On Saturday, a friend stopped by the house. I ran my hands though my short hair as I opened the door. Looking down, I surveyed my dirty T-shirt and sweat pants. She greeted me from the driveway, "Hi!"
I replied back quickly, "Do I look unemployed? I feel like I look unemployed."
She laughed as friends are wont to do. "You're fine." She added, referencing her own sweats from a race earlier that day.
I tried to laugh it off, but it's hard. While I've been in this position before, it was slightly more empowering in that it was done by my own hand. Right now I feel a bit shaken. Lost and confused. While I am in no way scared of what the future holds, I wish I could peek at it, if even just for a second.
Monday morning found me grocery shopping earlier than necessary. I walked the aisles, pushing a cart pondering those around me. Why aren't they at jobs on a Monday morning? What do they do with their lives that allows them such freedom? I considered stopping them and asking. But was scared that they would see the scarlet U on my chest and I would immediately be shunned.
For much of my life, I have known exactly what I want to do, and up until last week, I was doing it.

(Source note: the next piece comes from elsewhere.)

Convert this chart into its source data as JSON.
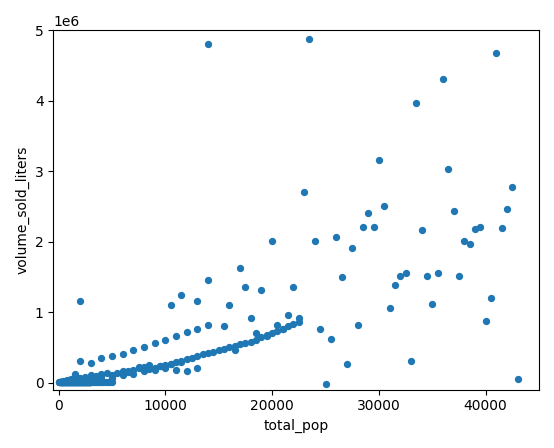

I don't know the exact statistic, but most people do not use their degrees. I was one of the few. And while that doesn't mean I'm any more special than someone who didn't, it just meant that I've known where I wanted to go for a really long time.
Often, people cite mommies as having lost their identity, overcome by the poopy diapers and T ball practices, they are shells of themselves, absorbed by the needs of their children.
We're not that dissimilar, me and them. Where they throw themselves into their children's lives, letting the moniker 'so and so's mom' take the place of their name, I did the same with my career. I was a writer dammit. That was who I was. And while technically, I still am, I feel as if I've lost a sense of self along the way. I'm questioning me.
And frankly, I really don't like that.